Everyone has heard the term relativity, yet more than a hundred years after Albert Einstein first made the word an everyday phrase most of us have no idea how zen these theories actually are.

The modern scientific findings of relativity theory is where the ancient teachings of Buddha, Lao Tzu and Chuang Tzu, meet modern science. For over 2000 years the sages of the Far East have taught that all experiences were merely a function of mind. Time, mass (solidity) and space (distance), are the projections of the mind and not known to a world outside consciousness.

This was also the experience of the quantum physicists when they began to engage with the subatomic world. They found a quantum world where there were no distinctions and just the act of observing changed the very nature of what was being studied.

All that ever exists is electromagnetic phenomena. It is our mind that processes quantum energy received by our sensory awareness and then projects these experiences outside ourselves as our physical interactions.

However, if material objects are pulsating energy in vast emptiness, why does it seem we are living in a highly material world? Mass (or solidity) is actually a measure of the energy contained within a substance and the more energy it contains the greater the mass.

One can explain mass with the analogy of an electric fan. Although the fan blades have space in between, they are moving so fast that the individual blades behave as a solid disc.

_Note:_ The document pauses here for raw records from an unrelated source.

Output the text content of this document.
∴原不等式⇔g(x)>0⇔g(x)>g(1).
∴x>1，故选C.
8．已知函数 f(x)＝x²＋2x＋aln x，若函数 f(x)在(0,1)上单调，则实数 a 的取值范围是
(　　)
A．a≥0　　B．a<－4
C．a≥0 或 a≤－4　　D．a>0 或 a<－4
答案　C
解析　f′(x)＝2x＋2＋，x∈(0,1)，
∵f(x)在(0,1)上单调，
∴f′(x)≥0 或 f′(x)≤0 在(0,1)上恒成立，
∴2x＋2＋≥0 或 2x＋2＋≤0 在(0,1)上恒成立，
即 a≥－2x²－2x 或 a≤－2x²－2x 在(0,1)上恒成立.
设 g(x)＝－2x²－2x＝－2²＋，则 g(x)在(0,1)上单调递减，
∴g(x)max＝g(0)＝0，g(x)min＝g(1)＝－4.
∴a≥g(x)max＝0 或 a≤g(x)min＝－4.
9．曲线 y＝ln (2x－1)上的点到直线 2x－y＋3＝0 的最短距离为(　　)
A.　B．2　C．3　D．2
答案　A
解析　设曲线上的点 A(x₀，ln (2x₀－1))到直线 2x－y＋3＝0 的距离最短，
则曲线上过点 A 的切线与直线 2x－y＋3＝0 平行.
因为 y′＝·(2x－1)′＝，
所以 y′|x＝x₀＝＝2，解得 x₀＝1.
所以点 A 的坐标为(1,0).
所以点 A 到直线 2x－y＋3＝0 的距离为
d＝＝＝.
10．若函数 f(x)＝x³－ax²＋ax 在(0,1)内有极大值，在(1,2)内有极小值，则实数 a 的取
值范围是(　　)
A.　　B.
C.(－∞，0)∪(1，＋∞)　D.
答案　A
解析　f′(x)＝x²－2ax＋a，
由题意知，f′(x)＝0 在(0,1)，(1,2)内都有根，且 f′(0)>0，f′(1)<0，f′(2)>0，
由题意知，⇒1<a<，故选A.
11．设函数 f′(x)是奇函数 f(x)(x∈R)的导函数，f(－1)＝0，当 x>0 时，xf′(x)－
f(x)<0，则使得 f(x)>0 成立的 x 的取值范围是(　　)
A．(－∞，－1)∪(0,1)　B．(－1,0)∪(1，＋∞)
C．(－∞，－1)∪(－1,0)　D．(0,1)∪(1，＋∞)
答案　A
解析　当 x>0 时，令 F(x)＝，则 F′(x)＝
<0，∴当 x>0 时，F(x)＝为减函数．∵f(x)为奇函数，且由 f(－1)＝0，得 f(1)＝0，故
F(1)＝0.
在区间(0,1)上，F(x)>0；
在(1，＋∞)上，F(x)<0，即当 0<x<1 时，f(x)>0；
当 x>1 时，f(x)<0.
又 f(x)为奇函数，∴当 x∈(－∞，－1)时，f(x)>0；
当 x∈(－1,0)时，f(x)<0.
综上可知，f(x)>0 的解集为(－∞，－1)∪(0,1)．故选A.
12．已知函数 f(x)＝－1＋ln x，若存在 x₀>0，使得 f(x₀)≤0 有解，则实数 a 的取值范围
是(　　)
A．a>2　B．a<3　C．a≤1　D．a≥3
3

The same is true of seemingly solid objects that are in fact mostly emptiness. Material objects contain so much energy that nothing is able to pass through them, giving the mass the appearance of a solid.

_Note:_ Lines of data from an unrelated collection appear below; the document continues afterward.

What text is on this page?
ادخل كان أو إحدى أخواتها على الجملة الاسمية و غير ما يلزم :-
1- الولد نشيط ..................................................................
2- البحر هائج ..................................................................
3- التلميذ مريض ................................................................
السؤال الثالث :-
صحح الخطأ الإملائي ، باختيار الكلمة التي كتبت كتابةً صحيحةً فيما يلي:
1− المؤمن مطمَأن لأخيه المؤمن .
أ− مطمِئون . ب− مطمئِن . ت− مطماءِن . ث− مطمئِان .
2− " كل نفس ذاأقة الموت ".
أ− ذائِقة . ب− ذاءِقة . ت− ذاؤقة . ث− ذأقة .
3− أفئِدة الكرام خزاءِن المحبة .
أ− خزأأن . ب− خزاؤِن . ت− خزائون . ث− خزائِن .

Nevertheless physicists are unable to explain why we see water as transparent and other substances as opaque. It seems that we have evolved to see energy we can pass through, such as air and water, as transparent and everything else opaque.

Most of us naturally assume time and space (distance) are fixed and unchangeable. Nonetheless Einstein proved this to be a fallacy and also relative to the individual. The great theoretical physicist combine space and time into a fourth dimension he called the space-time continuum. He then went on to prove gravity was actually caused by the warping of space and time.

Nevertheless Einstein was able to bring relativity back down to earth when he said, "When you are courting a nice girl an hour seems like a second. When you sit on a red-hot cinder a second seems like an hour. That's relativity."

We all have had the very subtle experience of this when we look at the time and are surprised at how quickly it has past. It is in this moment we have had a meditative experience - a reality beyond self, time and place.

Yet how does understanding relativity help us at all? The benefit comes from understanding the world we perceive around us is ultimately a function of our own mind. Material reality is not something that comes from the outside in; it arises from within oneself and is projected out.

Therefore if we make a conscious effort to foster positivity and contentment from within, this will become our projected experience of the world around us.

Relativity and quantum mechanics have demonstrated clearly that what you find out with instruments is true relative only to the instrument you're using and where that instrument is located in space-time.

So there is no vantage point from which real reality can be seen. We're all looking from the point of view of our own reality tunnel. When we begin to realise that we are all looking from the point of view of our own reality tunnels, we find it is much easier to understand where other people are coming from.

Then those who dont have the same reality tunnel as us don't seem ignorant; deliberately perverse; lying or hypnotised by some mad ideology. They just have a different reality tunnel and every reality tunnel might tell us something interesting about our world.... if we are willing to listen.